Eine erste ist schon zwischen Tirol und Südtirol abgestimmt. Mitte Jänner einigten sich die beiden Regionen darauf, eine Korridormaut für die Strecke Kufstein bis Verona zu forcieren. Die Gebühren für Lkw sollen an andere Alpentransitstrecken angepasst werden. Platter ist optimistisch, dass es noch im Jahr 2018 die notwendigen Beschlüsse in Österreich und Italien gibt. Auch dafür gibt es für die Landesregierung Unterstützung durch die SPÖ. Allerdings nicht ganz ohne Kritik: "Über die Maßnahmen sind wir uns alle einig. Nur dass jetzt erst, zwei Monate vor der Wahl, Maßnahmen gesetzt werden, ist der Kritikpunkt. Da braucht es verstärkten Druck Richtung Umsetzung", meint Blanik.

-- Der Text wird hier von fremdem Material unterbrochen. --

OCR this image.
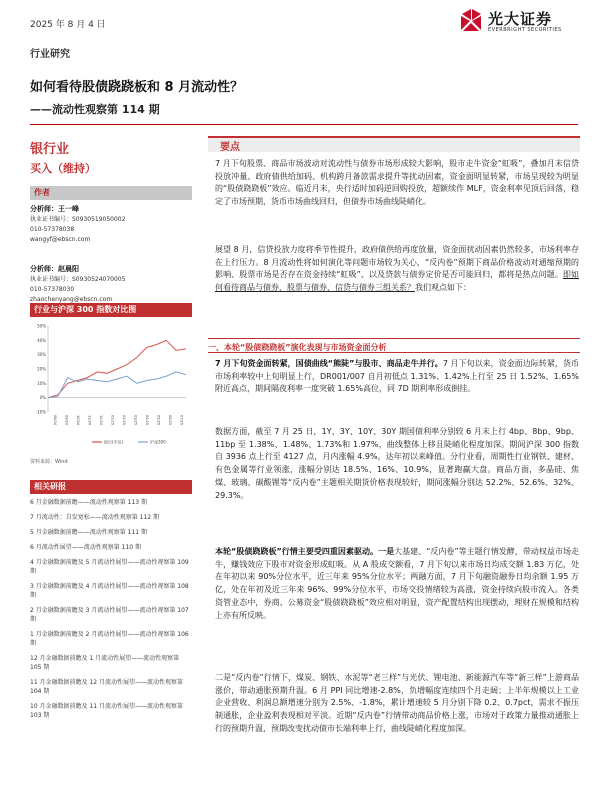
2025 年 8 月 4 日	光大证券
EVERBRIGHT SECURITIES
行业研究
如何看待股债跷跷板和 8 月流动性？
——流动性观察第 114 期
银行业
买入（维持）
作者
分析师：王一峰
执业证书编号：S0930519050002
010-57378038
wangyf@ebscn.com
分析师：赵晨阳
执业证书编号：S0930524070005
010-57378030
zhaochenyang@ebscn.com
行业与沪深 300 指数对比图
50%
40%
30%
20%
10%
0%
-10%
08/24 09/24 10/24 11/24 12/24 01/25 02/25 03/25 04/25 05/25 06/25 07/25
银行(中信)	沪深300
资料来源：Wind
相关研报
6 月金融数据前瞻——流动性观察第 113 期
7 月流动性：自发宽松——流动性观察第 112 期
5 月金融数据前瞻——流动性观察第 111 期
6 月流动性展望——流动性观察第 110 期
4 月金融数据前瞻及 5 月流动性展望——流动性观察第 109 期
3 月金融数据前瞻及 4 月流动性展望——流动性观察第 108 期
2 月金融数据前瞻及 3 月流动性展望——流动性观察第 107 期
1 月金融数据前瞻及 2 月流动性展望——流动性观察第 106 期
12 月金融数据前瞻及 1 月流动性展望——流动性观察第 105 期
11 月金融数据前瞻及 12 月流动性展望——流动性观察第 104 期
10 月金融数据前瞻及 11 月流动性展望——流动性观察第 103 期
要点
7 月下旬股票、商品市场波动对流动性与债券市场形成较大影响，股市走牛资金“虹吸”，叠加月末信贷投放冲量、政府债供给加码、机构跨月备款需求提升等扰动因素，资金面明显转紧，市场呈现较为明显的“股债跷跷板”效应。临近月末，央行适时加码逆回购投放，超额续作 MLF，资金利率见顶后回落，稳定了市场预期，货币市场曲线回归，但债券市场曲线陡峭化。
展望 8 月，信贷投放力度将季节性提升，政府债供给再度放量，资金面扰动因素仍然较多，市场利率存在上行压力。8 月流动性将如何演化等问题市场较为关心，“反内卷”预期下商品价格波动对通缩预期的影响、股票市场是否存在资金持续“虹吸”、以及贷款与债券定价是否可能回归，都将是热点问题。即如何看待商品与债券、股票与债券、信贷与债券三组关系？我们观点如下：
一、本轮“股债跷跷板”演化表现与市场资金面分析
7 月下旬资金面转紧，国债曲线“熊陡”与股市、商品走牛并行。7 月下旬以来，资金面边际转紧，货币市场利率较中上旬明显上行，DR001/007 自月初低点 1.31%、1.42%上行至 25 日 1.52%、1.65%附近高点，期间隔夜利率一度突破 1.65%高位，同 7D 期利率形成倒挂。
数据方面，截至 7 月 25 日，1Y、3Y、10Y、30Y 期国债利率分别较 6 月末上行 4bp、8bp、9bp、11bp 至 1.38%、1.48%、1.73%和 1.97%，曲线整体上移且陡峭化程度加深。期间沪深 300 指数自 3936 点上行至 4127 点，月内涨幅 4.9%，达年初以来峰值。分行业看，周期性行业钢铁、建材、有色金属等行业领涨，涨幅分别达 18.5%、16%、10.9%，显著跑赢大盘。商品方面，多晶硅、焦煤、玻璃、碳酸锂等“反内卷”主题相关期货价格表现较好，期间涨幅分别达 52.2%、52.6%、32%、29.3%。
本轮“股债跷跷板”行情主要受四重因素驱动。一是大基建、“反内卷”等主题行情发酵，带动权益市场走牛，赚钱效应下股市对资金形成虹吸。从 A 股成交额看，7 月下旬以来市场日均成交额 1.83 万亿，处在年初以来 90%分位水平，近三年来 95%分位水平；两融方面，7 月下旬融资融券日均余额 1.95 万亿，处在年初及近三年来 96%、99%分位水平，市场交投情绪较为高涨，资金持续向股市流入。各类资管业态中，券商、公募资金“股债跷跷板”效应相对明显，资产配置结构出现摆动，理财在规模和结构上亦有所反映。
二是“反内卷”行情下，煤炭、钢铁、水泥等“老三样”与光伏、锂电池、新能源汽车等“新三样”上游商品涨价，带动通胀预期升温。6 月 PPI 同比增速-2.8%，负增幅度连续四个月走阔；上半年规模以上工业企业营收、利润总额增速分别为 2.5%、-1.8%，累计增速较 5 月分别下降 0.2、0.7pct，需求不振压制通胀，企业盈利表现相对平淡。近期“反内卷”行情带动商品价格上涨，市场对于政策力量推动通胀上行的预期升温，预期改变扰动债市长端利率上行，曲线陡峭化程度加深。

Langfristig hat Platter weitreichendere Pläne: "Ich will eine Lkw-Obergrenze von einer Million Lkw bis zum Jahr 2030, wenn der Brennerbasistunnel in Betrieb ist", sagt Platter im Gespräch mit der "Wiener Zeitung".

Lkw-Obergrenze

Hier hat er die Unterstützung seines Koalitionspartners, der Grünen. Dazu sei man mit EU-Experten bereits im Gespräch. Die Grünen mahnen aber mehr Tempo ein. "Wir hätten jetzt schon Kapazitäten auf der Rollenden Landstraße. Deshalb ist es dringend notwendig, die Verlagerungspolitik jetzt zu starten", sagt Felipe.

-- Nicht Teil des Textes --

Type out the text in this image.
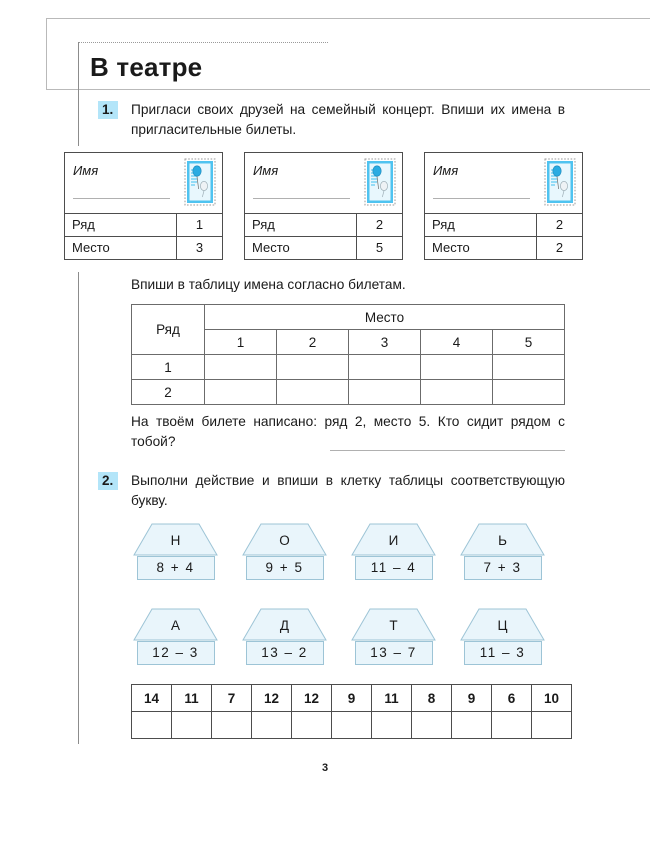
В театре
1.	Пригласи своих друзей на семейный концерт. Впиши их имена в пригласительные билеты.
Имя
Ряд	1
Место	3
Имя
Ряд	2
Место	5
Имя
Ряд	2
Место	2
Впиши в таблицу имена согласно билетам.
Ряд	Место				
	1	2	3	4	5
1					
2					
На твоём билете написано: ряд 2, место 5. Кто сидит рядом с тобой?
2.	Выполни действие и впиши в клетку таблицы соответствующую букву.
Н
8 + 4
О
9 + 5
И
11 – 4
Ь
7 + 3
А
12 – 3
Д
13 – 2
Т
13 – 7
Ц
11 – 3
14	11	7	12	12	9	11	8	9	6	10

3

Die Rollende Landstraße wollen auch die ÖVP und die Oppositionsparteien ausbauen. Dafür ist Platter allerdings weniger auf mögliche Koalitionspartner im Inland angewiesen. "Es muss endlich mit dem Bau der Zulaufstrecke in Bayern begonnen werden. Ich habe es satt, dass immer nur Papiere und Absichtserklärungen verfasst werden. Jetzt müssen Taten folgen", sagt Platter. Da ist er allerdings auf Deutschland angewiesen. Aber auch dieses Thema ist in München besprochen worden: Verkehrsminister Norbert Hofer (FPÖ) zeigte sich bereit, eine Verlagerung der Lkw auf die Schiene zu unterstützen.